Re: Non-technical Glib advise needed



GLib is a C library.  You are free to use GObjects or stick with
standard C structs.  GObjects imposes an Object Oriented framework which
can make it much easier to organize your code.  Gobjects are like any
other object system with its own little twists and turns.  For instance
most of the boilerplate code that is hidden by OO systems like Java and
C++ must be hand written for GObjects.  If you feel more comfortable
with C++ you might want to check out gtkmm bindings.  GObjects supports
inheritence so it might be a good solution to your dependecy graph.  You
would basicly be creating a tree of nodes with each node being an
gobject object.  Each node can be a representation of the objects in
your scene.  The Gtk widget system is somewhat of a dependency graph
iteself.  When containers are moved or resized so are the children. 

If you want to get even more advanced you could write an object that
implements the TreeModel interface and itterates over your dependency
graph.  This would allow you to attach it to a TreeView and have a
GtkTreeView widget display the struture of your scene without having to
write your own Tree widget.

more comments bellow.  

On Sun, 2004-01-11 at 15:58, Aron Stansvik wrote:
Hi Gtk folks.

I've used a lot of 3D software on and off over the last 4 years, and although
I know I might never make a working 3D modeler (for a number of reasons),
that's what I'm trying to do now.

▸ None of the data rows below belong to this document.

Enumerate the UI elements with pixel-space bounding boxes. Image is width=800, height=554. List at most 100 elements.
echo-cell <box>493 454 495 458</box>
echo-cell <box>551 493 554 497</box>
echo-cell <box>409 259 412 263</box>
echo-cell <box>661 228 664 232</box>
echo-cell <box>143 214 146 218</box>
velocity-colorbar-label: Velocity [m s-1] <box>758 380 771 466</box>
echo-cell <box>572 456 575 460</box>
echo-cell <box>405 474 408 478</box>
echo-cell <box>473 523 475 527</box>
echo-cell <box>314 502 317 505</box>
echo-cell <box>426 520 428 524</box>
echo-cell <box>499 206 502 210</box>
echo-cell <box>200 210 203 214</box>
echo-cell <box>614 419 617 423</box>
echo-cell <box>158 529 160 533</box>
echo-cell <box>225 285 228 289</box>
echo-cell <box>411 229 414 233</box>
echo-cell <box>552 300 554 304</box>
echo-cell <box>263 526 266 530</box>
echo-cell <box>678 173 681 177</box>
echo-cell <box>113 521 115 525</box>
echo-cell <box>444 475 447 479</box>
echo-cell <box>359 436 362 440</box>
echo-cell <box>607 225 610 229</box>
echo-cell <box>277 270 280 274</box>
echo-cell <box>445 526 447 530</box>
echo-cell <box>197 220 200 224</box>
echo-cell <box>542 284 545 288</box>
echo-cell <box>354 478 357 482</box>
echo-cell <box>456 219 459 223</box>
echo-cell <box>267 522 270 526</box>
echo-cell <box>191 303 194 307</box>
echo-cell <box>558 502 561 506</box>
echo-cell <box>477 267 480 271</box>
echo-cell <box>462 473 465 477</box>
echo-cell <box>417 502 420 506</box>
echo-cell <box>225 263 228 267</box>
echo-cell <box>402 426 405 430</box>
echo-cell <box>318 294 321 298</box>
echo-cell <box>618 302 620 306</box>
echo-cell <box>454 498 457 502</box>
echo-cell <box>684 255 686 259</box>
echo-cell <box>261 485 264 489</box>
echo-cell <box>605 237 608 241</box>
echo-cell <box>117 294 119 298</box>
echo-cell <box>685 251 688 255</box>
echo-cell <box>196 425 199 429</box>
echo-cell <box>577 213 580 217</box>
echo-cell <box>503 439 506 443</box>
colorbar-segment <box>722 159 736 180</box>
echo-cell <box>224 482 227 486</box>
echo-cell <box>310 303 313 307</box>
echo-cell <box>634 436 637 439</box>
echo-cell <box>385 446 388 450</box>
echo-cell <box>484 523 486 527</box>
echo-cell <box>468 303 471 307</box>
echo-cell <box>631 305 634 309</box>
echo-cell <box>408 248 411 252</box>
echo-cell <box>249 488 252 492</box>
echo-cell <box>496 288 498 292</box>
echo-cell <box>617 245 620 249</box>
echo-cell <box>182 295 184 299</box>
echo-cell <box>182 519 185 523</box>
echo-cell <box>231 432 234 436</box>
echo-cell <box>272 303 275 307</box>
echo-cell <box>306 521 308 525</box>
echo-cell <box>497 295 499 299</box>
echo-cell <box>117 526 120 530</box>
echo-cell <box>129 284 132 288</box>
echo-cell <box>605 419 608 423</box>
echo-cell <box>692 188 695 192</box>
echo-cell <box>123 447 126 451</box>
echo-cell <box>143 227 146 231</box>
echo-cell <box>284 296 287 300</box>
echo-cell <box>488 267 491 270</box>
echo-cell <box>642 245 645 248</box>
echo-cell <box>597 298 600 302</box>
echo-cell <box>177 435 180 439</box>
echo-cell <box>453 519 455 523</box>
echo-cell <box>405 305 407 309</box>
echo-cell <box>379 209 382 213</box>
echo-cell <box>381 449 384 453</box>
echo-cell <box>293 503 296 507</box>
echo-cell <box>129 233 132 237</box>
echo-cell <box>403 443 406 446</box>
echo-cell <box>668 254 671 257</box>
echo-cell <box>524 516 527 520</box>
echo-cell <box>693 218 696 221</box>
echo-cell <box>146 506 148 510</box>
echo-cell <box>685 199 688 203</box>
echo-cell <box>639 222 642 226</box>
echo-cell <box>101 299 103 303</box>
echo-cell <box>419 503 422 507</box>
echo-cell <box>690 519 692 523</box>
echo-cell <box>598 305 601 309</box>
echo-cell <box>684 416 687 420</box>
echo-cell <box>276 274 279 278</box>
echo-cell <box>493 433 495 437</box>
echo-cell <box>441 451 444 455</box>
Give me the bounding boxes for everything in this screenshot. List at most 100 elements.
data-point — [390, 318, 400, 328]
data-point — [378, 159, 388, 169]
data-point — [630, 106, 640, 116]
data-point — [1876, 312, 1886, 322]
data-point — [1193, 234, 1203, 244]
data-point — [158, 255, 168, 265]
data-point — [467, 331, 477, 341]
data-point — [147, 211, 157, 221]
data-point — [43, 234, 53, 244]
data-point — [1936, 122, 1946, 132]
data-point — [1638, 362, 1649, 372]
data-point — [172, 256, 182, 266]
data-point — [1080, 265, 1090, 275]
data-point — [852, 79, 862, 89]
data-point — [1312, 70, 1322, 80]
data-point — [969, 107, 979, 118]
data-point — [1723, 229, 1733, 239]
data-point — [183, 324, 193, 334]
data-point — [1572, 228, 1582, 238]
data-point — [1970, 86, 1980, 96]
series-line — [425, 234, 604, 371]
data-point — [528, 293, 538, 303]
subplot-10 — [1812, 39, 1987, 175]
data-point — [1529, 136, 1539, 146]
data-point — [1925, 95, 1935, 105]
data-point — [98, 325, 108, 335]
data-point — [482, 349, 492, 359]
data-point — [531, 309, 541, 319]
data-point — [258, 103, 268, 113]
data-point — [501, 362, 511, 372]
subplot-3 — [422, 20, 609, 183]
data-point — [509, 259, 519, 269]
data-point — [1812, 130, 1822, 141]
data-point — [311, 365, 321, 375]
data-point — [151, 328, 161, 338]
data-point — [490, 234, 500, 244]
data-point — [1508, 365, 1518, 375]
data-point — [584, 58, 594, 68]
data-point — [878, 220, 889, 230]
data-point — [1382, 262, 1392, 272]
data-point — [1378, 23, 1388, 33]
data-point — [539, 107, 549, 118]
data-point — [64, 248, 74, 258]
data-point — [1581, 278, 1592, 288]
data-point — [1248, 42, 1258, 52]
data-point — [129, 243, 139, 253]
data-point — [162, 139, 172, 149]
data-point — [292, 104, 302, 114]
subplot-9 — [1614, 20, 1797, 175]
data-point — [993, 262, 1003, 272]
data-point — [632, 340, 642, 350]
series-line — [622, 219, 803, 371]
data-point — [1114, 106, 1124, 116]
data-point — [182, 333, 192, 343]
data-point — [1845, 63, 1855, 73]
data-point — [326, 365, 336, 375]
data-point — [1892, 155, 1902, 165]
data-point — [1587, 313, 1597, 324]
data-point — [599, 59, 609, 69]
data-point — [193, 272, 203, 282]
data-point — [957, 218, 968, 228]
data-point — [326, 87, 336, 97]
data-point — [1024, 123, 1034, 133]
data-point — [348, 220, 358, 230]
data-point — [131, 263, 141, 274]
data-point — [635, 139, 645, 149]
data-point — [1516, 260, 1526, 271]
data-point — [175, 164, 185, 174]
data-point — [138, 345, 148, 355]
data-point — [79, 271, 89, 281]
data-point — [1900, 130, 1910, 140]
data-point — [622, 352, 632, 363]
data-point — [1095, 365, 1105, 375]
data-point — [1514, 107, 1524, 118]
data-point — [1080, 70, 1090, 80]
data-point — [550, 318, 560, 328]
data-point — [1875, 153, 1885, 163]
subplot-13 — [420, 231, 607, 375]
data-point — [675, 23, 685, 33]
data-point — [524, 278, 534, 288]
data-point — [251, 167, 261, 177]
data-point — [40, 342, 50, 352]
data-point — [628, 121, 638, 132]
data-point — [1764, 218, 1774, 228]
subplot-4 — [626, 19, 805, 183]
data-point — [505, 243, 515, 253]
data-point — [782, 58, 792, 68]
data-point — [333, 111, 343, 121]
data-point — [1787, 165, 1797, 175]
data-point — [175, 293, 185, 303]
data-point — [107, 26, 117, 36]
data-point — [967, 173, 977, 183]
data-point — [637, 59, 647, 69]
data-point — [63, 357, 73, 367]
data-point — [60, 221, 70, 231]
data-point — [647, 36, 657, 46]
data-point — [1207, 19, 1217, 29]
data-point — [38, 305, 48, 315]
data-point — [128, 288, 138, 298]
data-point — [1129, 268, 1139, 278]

I've been playing around with Gtk+ and
GtkGLExt for a while, and it seems to do what I need for a frontend, and
for scripting (which will probably be the primary way of controlling
objects in a scene for a while), I've found LUA (http://www.lua.org) to
fit my needs. What I'm looking for now is something to aid the managing of
the data structures within the scene. The internal representation of
objects, materials and lights should be something like a graph with
interconnected nodes (with their attributes). For example, like this:

          +-----------+
          | material1 |
          |  * colorR |
          |  * colorG |
          |  * colorB |
          |  * ...    |
          +-----------+
            |          \
            |           \
          +-----------+  +----------+
          | sphere1   |  | cube1    |
          |  * colorR |  | * colorR |
          |  * colorG |  | * colorG |
          |  * colorB |  | * colorB |
          |  * ...    |  | * ...    |
          +-----------+  +----------+

I hope you see what I mean here. The three attributes in the node
material1 will affect the three corresponding attributes in the two
nodes sphere1 and cube1. This is how a scene is represented in
Alias|Wavefront Maya, if anyone is familiar with that program, and there
it is called the Dependency Graph. I wish to do something similar for my
little modeler, although much less sophisticated. So, finally, my
question is: Is Glib a good choice as a library to build this kind of
data structure? I've read some about the Glib Object system at:

http://le-hacker.org/papers/gobject/index.html

but I thought I'd ask here, it's better to hear that what I'm thinking
is whack from someone on this list than finding it out the hard way.
Could the interconnections between the nodes be implemented using
signals? Is it a Good Idea(tm)?

Signals are used for events.  So if a user clicks on an object an event
would be triggered and sent to the object.  Signals are usualy used when
an object wishes to notify the outside world something has happened but
does not know specificly who they are notifying.  If however they need
to talk to an object directly a good API and refrence to the object is
more efficent. 

I'm not a master programmer, that's why I'm asking. I hope I'm not
asking for too much. If I'm not clear enough, ask me, and I might be
able to clarify further what I want to do.